For patients who tested positive for substances such as benzodiazepines and tricyclic antidepressants, we were unable to distinguish whether these substances were medically prescribed or used illicitly, making it difficult to determine the true extent of non-prescribed benzodiazepine use.

Another limitation was the inability to obtain detailed information on the frequency, dosage or specific types of cannabis products used by patients. This gap restricts our understanding of how different patterns of cannabis use may affect mental health outcomes.

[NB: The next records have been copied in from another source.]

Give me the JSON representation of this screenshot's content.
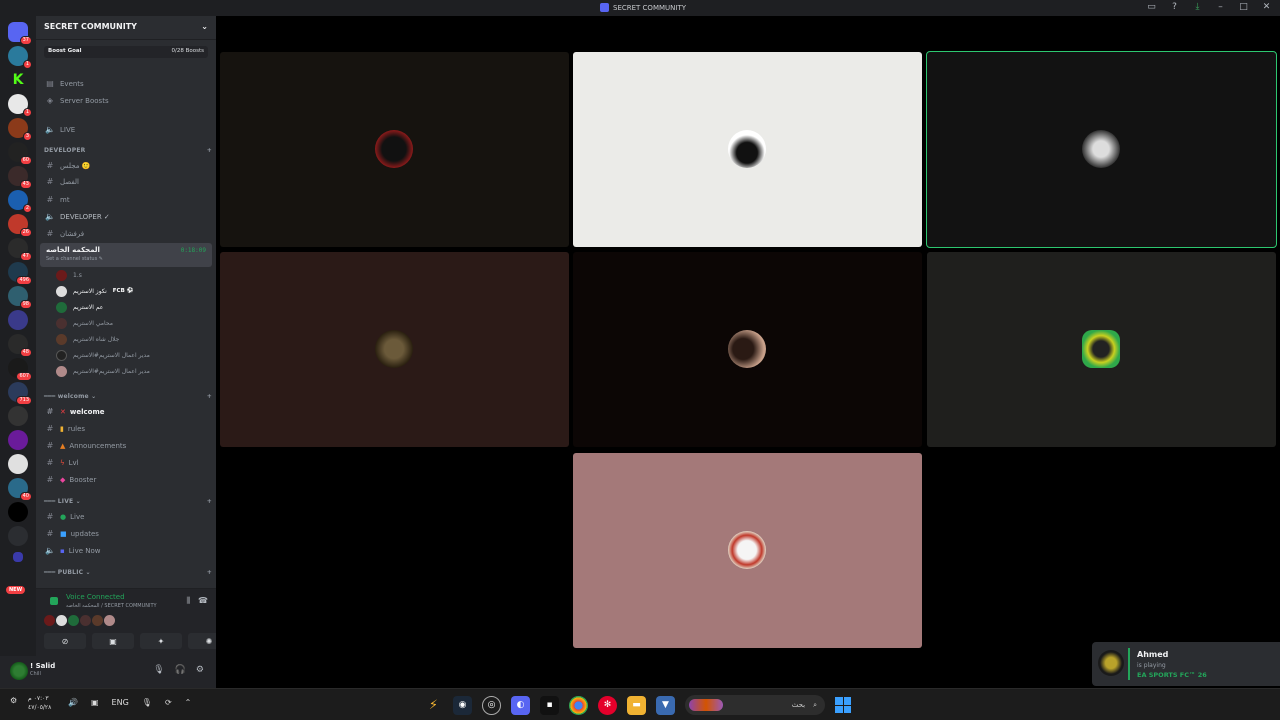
{
  "window": {
    "title": "SECRET COMMUNITY"
  },
  "rail": {
    "badges": [
      "37",
      "1",
      "1",
      "3",
      "60",
      "43",
      "2",
      "26",
      "47",
      "496",
      "98",
      "48",
      "607",
      "713",
      "40"
    ],
    "new_label": "NEW"
  },
  "sidebar": {
    "server_name": "SECRET COMMUNITY",
    "boost_goal_label": "Boost Goal",
    "boost_goal_value": "0/28 Boosts",
    "events": "Events",
    "server_boosts": "Server Boosts",
    "live_channel": "LIVE",
    "categories": {
      "developer": "DEVELOPER",
      "welcome": "welcome",
      "live": "LIVE",
      "public": "PUBLIC"
    },
    "dev_channels": [
      "مجلس 🙂",
      "الفصل",
      "mt",
      "DEVELOPER ✓",
      "فرفشان"
    ],
    "active_voice": {
      "name": "المحكمه الخاصه",
      "status": "Set a channel status ✎",
      "timer": "0:18:09"
    },
    "voice_members": [
      {
        "name": "1.s",
        "tag": ""
      },
      {
        "name": "نكوز الاستريم",
        "tag": "FCB ⚽"
      },
      {
        "name": "عم الاستريم",
        "tag": ""
      },
      {
        "name": "محامي الاستريم",
        "tag": ""
      },
      {
        "name": "جلال شاه الاستريم",
        "tag": ""
      },
      {
        "name": "مدير اعمال الاستريم#الاستريم",
        "tag": ""
      },
      {
        "name": "مدير اعمال الاستريم#الاستريم",
        "tag": ""
      }
    ],
    "welcome_channels": [
      "welcome",
      "rules",
      "Announcements",
      "Lvl",
      "Booster"
    ],
    "live_channels": [
      "Live",
      "updates",
      "Live Now"
    ]
  },
  "voice_panel": {
    "title": "Voice Connected",
    "subtitle": "المحكمه الخاصه / SECRET COMMUNITY"
  },
  "user_panel": {
    "name": "! Salid",
    "status": "Chill"
  },
  "notification": {
    "name": "Ahmed",
    "activity": "is playing",
    "game": "EA SPORTS FC™ 26"
  },
  "taskbar": {
    "time": "٠٧:٠٣ م",
    "date": "٤٧/٠٥/٢٨",
    "lang": "ENG",
    "search_placeholder": "بحث"
  },
  "colors": {
    "accent_green": "#23a55a",
    "speaking_outline": "#2dc770",
    "tile_colors": [
      "#16130f",
      "#ebebe8",
      "#121212",
      "#2b1a17",
      "#0c0605",
      "#1f1f1d",
      "#a47979"
    ]
  }
}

Patients were counted only once, preventing analysis of cannabis’s effect on relapse rates. Additionally, the total number of cannabis-related admissions, a key health indicator, was not captured.

Conclusion

There was a trend towards increased cannabis use post-decriminalisation. Patients post-decriminalisation were younger, suggesting a potential earlier age of use. This study also supports recent findings of an increase in admission post-decriminalisation in adolescent cannabis users in Cape Town.32 This is concerning, as decriminalisation in South Africa may lead to increased use among younger patients, which heightens their risk of developing MI at an earlier age. This increased risk is concerning because of its association with poorer treatment outcomes. Evidence suggests that, as cannabis use among youth increases, the likelihood of admission to psychiatric facilities may also escalate, highlighting the need for strategies to mitigate these potential consequences.26,52,61

Decriminalisation did not increase self-disclosure of cannabis use significantly, and the clinical benefit of administering UMDS remains unclear. While decriminalisation did not significantly increase overall self-reported cannabis use, there was a statistically significant rise in cannabis use detected via UMDS post-decriminalisation. This suggests that objective testing may reveal increases in cannabis use that self-reporting does not fully capture. Our results also indicate that most MHCUs using cannabis are young males. Being young and male is a risk factor for cannabis use and developing MI, and this study highlights that young males still constitute the majority of admissions post-decriminalisation. Reducing psychiatric admission in young males may lessen the burden on the healthcare system.24,28,31,39 The post-decriminalisation period may have fostered a perception that cannabis is safer, contributing to earlier and increased use facilitated by easier access to various cannabis products. If cannabis use in young males has increased, targeted interventions aimed at reducing it in this group may reduce admissions and thus improve individual outcomes and reduce the burden on the healthcare system.48

Acknowledgements

The authors thank Prof. Kennedy Otwombe for his assistance with the statistical analysis. This article is partially based on the author’s Masters in Medicine titled ‘Changes in cannabis use post decriminalisation in mental health care users in South Africa’ towards the degree of Masters in Medicine in Psychiatry in the Department of Psychiatry, University of the Witwatersrand on September 2020, with supervisors Dr Lisa Galvin and Dr Laila Paruk.

Competing interests

The authors declare that they have no financial or personal relationship(s) that may have inappropriately influenced them in writing this article.

Authors’ contributions

R.M. conceived the original idea as part of her master’s research project for the University of the Witwatersrand. L.G. and L.P. supervised the project and provided critical feedback during the research process. All authors helped shape the research, analysis and article.

Funding information

This research received no specific grant from any funding agency in the public, commercial or not-for-profit sectors.

Data availability

The data that support the findings of this study are not openly available because of reasons of sensitivity in the form of human data, and are available from the corresponding author, R.M. upon reasonable request, subject to relevant approval processes.

Disclaimer

The views and opinions expressed in this article are those of the authors and are the product of professional research. It does not necessarily reflect the official policy or position of any affiliated institution, funder, agency or that of the publisher. The authors are responsible for this article’s results, findings and content.